How many times have you woken up on a Sunday morning potless, with a mouth like Gandhi's flip-flop, and entertaining vague recollections of a 1-1 draw. Or was it a 2-1 defeat?
Then the missus saunters in with that 'serves you right if you feel rotten' face, and in a minor chink of interest (because you might have mentioned the name a mate from the day before who she bumped into once a few years back who bucked the trend of all of your football lot being brain-dead losers), she asks how his new house is.
Erm, dunno, didn't ask.
Or how his missus is .. or the new baby .. or work .. or his thoughts on the latest Franz Ferdinand LP .. or ANYTHING.
And all that follows is a blank look, because you didn't exchange words with him on any of those subjects. Why would you? I mean, you can scarcely remember talking excessively about football itself, but you know you must have.
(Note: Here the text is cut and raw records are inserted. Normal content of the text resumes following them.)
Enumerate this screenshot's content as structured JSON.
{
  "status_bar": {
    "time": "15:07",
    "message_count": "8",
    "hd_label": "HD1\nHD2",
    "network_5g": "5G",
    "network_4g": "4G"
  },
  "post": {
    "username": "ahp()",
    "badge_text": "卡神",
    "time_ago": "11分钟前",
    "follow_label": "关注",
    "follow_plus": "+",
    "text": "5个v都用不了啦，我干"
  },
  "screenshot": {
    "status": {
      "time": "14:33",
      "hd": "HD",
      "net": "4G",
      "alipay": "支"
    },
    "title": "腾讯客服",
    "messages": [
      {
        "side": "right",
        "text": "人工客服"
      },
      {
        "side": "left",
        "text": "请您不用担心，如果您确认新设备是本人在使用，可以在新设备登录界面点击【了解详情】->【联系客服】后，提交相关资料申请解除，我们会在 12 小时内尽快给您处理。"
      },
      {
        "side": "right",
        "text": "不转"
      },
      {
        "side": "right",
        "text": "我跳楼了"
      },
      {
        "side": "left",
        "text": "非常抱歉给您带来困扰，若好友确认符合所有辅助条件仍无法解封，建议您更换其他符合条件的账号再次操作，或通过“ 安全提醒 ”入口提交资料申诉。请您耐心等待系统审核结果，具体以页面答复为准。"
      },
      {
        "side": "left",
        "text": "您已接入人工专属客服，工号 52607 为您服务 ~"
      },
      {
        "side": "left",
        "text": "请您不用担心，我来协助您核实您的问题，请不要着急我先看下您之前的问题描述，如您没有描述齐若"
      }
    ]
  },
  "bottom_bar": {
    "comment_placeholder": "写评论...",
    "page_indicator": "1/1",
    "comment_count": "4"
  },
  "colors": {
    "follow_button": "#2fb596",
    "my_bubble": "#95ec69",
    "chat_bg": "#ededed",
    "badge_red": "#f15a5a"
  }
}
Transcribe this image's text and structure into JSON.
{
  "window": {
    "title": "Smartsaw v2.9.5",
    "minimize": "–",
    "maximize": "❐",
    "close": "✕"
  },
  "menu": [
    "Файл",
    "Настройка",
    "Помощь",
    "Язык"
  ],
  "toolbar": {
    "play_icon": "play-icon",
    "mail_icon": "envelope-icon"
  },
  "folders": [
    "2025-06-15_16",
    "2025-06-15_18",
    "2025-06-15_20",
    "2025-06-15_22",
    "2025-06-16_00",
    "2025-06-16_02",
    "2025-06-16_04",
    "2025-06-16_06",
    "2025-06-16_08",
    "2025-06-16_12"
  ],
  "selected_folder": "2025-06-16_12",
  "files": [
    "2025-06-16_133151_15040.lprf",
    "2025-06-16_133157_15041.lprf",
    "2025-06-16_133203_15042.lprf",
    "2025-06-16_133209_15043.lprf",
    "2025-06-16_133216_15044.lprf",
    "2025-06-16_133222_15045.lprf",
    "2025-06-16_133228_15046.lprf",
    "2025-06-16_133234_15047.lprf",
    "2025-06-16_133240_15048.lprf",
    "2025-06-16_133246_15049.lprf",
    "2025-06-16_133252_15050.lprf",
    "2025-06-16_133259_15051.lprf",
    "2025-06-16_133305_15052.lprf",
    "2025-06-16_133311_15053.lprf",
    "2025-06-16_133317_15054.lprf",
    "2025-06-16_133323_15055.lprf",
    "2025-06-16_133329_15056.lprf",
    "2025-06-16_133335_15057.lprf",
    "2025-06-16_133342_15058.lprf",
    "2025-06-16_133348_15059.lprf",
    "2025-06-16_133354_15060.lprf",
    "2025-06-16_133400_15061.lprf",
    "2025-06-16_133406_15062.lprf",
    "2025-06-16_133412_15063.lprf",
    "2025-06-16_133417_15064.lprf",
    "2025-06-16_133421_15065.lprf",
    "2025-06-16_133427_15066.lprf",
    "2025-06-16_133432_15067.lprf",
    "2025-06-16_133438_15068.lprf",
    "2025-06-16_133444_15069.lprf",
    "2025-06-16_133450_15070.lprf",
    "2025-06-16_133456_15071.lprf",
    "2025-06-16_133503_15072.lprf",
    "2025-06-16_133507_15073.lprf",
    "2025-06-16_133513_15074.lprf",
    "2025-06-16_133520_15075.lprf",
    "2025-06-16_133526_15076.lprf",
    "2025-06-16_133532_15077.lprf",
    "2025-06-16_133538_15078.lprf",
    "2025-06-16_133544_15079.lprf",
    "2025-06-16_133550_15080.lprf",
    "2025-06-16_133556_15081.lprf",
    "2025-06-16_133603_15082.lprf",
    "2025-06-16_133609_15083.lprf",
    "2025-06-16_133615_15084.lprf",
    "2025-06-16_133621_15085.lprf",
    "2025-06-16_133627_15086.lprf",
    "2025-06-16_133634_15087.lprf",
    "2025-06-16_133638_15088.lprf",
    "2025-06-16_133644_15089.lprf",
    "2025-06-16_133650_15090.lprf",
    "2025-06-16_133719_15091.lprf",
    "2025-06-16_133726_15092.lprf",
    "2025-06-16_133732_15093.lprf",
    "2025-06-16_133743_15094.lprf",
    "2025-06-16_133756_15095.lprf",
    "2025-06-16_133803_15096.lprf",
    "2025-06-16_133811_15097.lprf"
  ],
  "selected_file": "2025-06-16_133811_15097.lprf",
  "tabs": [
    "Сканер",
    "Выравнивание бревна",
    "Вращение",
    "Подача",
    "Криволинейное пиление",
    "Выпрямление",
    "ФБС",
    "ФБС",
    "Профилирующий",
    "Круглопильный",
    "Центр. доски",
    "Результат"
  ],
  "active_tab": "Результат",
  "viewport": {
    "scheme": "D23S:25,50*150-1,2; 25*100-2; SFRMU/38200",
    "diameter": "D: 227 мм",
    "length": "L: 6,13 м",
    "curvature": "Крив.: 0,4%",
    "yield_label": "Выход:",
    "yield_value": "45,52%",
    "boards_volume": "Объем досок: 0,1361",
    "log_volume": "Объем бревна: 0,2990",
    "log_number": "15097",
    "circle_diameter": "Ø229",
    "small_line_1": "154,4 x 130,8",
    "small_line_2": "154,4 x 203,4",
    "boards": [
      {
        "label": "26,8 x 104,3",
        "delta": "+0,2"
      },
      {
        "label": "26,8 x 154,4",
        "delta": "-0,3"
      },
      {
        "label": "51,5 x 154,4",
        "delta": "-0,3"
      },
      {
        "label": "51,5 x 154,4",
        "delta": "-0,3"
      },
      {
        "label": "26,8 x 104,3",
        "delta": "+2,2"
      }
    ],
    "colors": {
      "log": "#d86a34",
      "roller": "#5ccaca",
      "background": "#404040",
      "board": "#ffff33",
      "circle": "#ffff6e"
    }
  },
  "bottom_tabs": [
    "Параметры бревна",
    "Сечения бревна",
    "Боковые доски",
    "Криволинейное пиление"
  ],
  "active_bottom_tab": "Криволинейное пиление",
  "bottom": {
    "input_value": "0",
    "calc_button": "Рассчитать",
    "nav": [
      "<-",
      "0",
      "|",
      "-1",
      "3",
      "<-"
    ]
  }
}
Either that, or what else exactly did fill an oratory void of some ten hours?
It's a puzzle that few men will ever find the answer to, but those clever boffins from TalkSPORT's research hub have tried, with 72% of fellas polled supposedly bantering mercilessly about the beautiful game when down the pub.
In addition, 13% talk about work, 8% witter on about cars, 6% love a bit of sex chat, and only 2% bang on about their girlfriends and wifes .. and that's mostly because they fancy a bloody good moan too.